Ponadto, Centrum Informacyjne Sejmu przyznaje, że ostatnia pensja poselska wpłynęła na konto Tarczyńskiego 23 maja tego roku. Sam zainteresowany, podczas wymiany zdań z Konradem Piasecki, przyznaje, że z uposażenia zrezygnował w 2018 roku.
Cały tekst TUTAJ.
Jak tłumaczy się polityk?
O to, jak naprawdę wygląda sytuacja z pobieraniem publicznych przez posła Tarczyńskiego postanowili zapytać dziennikarze TVN.
„Jeżeli ktoś jest posłem niezawodowym, chce prowadzić działalność gospodarczą, przychód, który uzyskuje jest pomniejszany o kwotę, którą powinien otrzymać. Jeżeli przekroczy poziom uposażenia, tego uposażenia nie ma. Jeżeli ktoś ma długomiesięczny projekt jak ja, realizuje film, chce mieć koszty, no to niestety – ma to uposażenie wypłacane” – powiedział Tarczyński.
„Ale pan powiedział, że nie pobiera publicznych pieniędzy” – przypomniał politykowi dziennikarz.
„W zasadzie i nie dostanę wtedy, kiedy będzie przychód z dystrybucji filmu. Taka jest zasada” – odparł Tarczyński. „Czyli pobiera pan publiczne pieniądze?” – dopytał dziennikarz. „Teraz tak” – przyznał poseł PiS. „Czyli pisanie, że w ogóle pan nie pobiera, to nie była prawda?” – dopytywał prowadzący rozmowę reporter. „Napisałem, że nie jestem zawodowym posłem, to jest prawda. Przepraszam, mam komisję” – rzucił Tarczyński, po czym pospiesznie się oddalił.
Poseł #PiS – D. #Tarczyński kilka razy publicznie podkreślał, że nie pobiera publicznych pieniędzy. Jego oświadczenie majątkowe pokazuje co innego! Również według informacji z Kancelarii Sejmu polityk regularnie pobiera pensję parlamentarzysty!

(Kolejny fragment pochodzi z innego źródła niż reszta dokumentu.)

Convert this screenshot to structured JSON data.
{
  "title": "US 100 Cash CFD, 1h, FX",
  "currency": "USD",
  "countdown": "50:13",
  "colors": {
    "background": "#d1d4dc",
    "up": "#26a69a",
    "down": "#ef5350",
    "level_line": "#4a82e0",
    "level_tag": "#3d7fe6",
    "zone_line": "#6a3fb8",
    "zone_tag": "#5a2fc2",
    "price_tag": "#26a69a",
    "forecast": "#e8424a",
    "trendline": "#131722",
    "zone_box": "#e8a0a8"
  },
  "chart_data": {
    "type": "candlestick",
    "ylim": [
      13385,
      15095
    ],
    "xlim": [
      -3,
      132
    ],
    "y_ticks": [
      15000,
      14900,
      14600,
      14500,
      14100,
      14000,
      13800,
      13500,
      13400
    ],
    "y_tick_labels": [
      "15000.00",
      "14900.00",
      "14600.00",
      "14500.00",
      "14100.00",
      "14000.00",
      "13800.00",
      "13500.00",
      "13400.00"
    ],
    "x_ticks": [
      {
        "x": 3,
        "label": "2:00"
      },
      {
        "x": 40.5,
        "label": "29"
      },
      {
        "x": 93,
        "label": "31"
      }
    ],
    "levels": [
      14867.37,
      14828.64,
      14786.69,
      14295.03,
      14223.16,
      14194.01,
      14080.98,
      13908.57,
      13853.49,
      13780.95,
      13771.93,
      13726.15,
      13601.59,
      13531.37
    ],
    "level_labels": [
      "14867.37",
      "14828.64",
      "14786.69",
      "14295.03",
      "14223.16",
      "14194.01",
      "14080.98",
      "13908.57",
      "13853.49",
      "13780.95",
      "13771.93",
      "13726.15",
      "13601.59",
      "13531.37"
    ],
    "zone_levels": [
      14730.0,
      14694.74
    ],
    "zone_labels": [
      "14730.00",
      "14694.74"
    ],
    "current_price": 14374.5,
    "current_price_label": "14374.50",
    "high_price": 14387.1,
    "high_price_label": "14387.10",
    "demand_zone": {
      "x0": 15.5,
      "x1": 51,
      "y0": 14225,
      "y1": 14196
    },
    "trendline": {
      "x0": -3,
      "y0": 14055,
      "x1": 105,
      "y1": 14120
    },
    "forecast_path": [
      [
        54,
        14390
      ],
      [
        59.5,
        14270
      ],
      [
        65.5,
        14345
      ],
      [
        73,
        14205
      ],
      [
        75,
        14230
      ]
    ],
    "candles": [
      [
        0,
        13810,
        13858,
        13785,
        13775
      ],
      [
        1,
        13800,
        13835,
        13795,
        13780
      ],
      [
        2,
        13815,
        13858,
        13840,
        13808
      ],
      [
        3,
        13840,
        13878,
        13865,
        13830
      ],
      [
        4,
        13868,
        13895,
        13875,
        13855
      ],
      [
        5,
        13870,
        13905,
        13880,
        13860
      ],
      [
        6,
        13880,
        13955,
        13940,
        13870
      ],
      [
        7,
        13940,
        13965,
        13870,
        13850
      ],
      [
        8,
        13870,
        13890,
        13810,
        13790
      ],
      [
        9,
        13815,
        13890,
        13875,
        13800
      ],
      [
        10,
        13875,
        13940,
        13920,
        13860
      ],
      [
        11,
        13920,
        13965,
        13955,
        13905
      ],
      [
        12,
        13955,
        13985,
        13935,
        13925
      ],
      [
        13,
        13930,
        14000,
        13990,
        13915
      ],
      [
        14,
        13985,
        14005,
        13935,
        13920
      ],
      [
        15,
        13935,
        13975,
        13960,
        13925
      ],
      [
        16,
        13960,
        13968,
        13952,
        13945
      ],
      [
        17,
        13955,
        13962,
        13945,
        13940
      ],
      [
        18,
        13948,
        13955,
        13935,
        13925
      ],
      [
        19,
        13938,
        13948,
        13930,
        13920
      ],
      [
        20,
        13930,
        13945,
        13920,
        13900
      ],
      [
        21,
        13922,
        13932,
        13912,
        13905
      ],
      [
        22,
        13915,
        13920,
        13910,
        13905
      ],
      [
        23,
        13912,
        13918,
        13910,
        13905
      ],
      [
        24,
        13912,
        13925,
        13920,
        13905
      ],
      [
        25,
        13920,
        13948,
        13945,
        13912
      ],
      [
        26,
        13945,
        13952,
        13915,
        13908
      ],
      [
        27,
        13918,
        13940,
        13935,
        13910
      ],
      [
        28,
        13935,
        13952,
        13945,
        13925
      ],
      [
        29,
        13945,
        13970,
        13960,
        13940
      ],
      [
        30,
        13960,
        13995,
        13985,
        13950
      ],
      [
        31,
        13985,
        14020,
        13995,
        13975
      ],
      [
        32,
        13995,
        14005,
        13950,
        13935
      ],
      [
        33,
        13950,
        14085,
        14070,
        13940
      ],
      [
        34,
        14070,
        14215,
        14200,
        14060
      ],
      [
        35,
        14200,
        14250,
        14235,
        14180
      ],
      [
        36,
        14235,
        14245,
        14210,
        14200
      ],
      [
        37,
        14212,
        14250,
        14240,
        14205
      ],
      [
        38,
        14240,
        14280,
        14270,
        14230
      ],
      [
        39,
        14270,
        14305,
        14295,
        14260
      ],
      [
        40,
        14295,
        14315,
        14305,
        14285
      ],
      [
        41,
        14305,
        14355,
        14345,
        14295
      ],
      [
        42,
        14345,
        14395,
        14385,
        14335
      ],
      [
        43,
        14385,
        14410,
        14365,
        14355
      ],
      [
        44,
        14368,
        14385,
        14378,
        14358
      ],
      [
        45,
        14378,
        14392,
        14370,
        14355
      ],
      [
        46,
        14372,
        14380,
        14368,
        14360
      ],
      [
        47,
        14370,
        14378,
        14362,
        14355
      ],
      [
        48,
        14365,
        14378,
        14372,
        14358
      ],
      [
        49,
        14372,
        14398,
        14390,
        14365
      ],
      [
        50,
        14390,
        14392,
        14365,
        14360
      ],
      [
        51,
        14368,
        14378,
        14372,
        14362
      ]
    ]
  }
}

Zobaczcie, jak sie tłumaczy :) pic.twitter.com/NI0G3dgwez
— Łukasz Olejnik ?? (@olejnik_lukasz) 7 czerwca 2018
Niezależnie od tego, że uposażenie wbrew temu co mówił – jednak notorycznie pobiera, całe to tłumaczenie jest bez sensu: przedsiębiorcy samodzielnie prowadzącemu działalność uposażenie wg ustawy o wykonywaniu mandatu NIE PRZYSŁUGUJE.